Marine debris has been amalgamating all over the world's oceans, and it is assumed that the Great Pacific Garbage Patch formed by the similar mechanisms: oceanic currents. The garbage patch is located in a seemingly stationary region of the North Pacific Ocean located in the middle of many strong currents. It draws in waste materials from across the entire ocean, including coastal waters off Japan and North America. As debris becomes trapped in the currents, the floating plastic is gradually moved towards the center by wind-driven surface currents. Moore's description of the patch as a massive accumulation of plastic is slightly misleading. The process of disintegration means that the plastic particles in most of the patch are actually too small to be seen. In a 2001 study, researchers found concentrations of plastics to be 334,721 pieces per km squared, with a mean mass of 11.27 lbs per km squared.

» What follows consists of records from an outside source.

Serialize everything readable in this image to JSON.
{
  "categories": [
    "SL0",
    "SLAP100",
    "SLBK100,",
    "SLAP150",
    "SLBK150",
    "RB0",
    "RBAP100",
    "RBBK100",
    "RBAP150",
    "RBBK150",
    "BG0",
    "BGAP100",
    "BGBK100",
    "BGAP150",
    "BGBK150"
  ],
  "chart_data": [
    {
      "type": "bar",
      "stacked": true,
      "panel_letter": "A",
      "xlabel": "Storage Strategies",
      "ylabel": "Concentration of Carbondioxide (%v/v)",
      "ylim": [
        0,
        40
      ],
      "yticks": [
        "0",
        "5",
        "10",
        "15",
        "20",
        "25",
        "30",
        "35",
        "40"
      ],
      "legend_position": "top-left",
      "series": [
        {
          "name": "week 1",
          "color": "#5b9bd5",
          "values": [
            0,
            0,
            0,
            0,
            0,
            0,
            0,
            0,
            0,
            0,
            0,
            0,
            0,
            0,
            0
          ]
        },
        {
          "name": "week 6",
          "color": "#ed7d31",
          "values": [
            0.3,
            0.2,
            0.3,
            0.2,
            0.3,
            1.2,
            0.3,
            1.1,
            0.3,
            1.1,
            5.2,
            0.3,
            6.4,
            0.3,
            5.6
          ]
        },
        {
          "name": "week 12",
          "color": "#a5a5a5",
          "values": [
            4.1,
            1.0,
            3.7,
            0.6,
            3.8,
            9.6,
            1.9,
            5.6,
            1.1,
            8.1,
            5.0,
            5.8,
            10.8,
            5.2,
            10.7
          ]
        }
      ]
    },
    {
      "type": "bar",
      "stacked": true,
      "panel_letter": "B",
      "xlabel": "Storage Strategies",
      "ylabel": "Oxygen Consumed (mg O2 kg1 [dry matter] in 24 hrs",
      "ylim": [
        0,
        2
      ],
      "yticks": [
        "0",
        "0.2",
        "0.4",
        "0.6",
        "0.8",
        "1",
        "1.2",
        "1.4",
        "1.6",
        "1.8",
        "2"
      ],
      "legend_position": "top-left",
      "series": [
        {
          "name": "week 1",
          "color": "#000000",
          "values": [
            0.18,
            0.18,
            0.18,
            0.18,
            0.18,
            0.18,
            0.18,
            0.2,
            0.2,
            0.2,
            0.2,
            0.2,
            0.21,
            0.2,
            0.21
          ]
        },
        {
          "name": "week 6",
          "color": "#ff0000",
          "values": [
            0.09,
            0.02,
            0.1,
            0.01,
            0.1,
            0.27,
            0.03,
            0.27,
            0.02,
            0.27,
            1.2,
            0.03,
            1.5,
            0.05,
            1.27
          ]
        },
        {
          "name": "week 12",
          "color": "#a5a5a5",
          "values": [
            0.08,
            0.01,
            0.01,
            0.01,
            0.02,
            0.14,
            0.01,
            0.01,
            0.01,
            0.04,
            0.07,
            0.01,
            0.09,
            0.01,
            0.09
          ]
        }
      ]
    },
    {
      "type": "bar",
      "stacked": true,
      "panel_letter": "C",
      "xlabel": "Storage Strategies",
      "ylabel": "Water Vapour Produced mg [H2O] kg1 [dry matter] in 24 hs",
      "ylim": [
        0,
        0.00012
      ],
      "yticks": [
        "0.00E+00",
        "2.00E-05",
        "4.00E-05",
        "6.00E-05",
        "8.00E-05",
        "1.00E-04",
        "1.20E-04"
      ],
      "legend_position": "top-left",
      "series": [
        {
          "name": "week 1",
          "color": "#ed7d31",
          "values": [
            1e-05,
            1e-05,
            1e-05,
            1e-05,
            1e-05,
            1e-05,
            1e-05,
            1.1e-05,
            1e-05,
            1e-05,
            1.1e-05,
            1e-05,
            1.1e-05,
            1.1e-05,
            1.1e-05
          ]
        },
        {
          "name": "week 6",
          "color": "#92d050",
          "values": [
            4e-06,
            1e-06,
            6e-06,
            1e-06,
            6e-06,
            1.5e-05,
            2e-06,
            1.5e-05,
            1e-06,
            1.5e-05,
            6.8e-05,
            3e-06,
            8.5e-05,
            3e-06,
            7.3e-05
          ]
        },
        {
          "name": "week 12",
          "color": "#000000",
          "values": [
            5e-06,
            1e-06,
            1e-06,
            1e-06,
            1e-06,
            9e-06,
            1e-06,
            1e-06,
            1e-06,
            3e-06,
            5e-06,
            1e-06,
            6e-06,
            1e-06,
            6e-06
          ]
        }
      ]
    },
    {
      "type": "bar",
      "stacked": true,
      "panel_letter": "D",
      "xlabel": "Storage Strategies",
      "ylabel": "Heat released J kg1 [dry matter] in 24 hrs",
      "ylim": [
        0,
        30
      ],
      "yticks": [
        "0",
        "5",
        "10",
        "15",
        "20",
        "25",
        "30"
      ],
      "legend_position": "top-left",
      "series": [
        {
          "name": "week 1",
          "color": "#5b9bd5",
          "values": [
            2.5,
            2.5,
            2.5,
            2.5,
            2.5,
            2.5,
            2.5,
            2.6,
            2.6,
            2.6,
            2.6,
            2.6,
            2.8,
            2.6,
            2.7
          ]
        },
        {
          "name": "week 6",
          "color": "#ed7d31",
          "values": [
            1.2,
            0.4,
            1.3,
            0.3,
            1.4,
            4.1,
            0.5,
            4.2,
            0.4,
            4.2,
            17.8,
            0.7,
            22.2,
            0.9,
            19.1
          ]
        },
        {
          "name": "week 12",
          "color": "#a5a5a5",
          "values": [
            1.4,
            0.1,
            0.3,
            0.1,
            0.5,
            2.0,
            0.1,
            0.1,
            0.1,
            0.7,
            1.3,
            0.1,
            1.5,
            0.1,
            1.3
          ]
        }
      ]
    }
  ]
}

As the plastic is disintegrating into smaller and smaller particles, many of them are sinking deep into the ocean and affecting many levels of the food web. These small pieces of toxic-filled plastic have been known to be consumed by jellyfish, which are then eaten by larger fish. Some of the long-lasting larger pieces of plastics are consumed by marine birds and animals, including sea turtles and the albatross.

The initial cleanup steps are now underway as groups are taking samples and attempting to raise awareness of the issue. Make no mistake though, irreversible damage has already been done. Cleaning up the plastic will be a costly and difficult endeavor, one which might be thwarted by a buildup of more plastics likely to be occurring at a faster rate.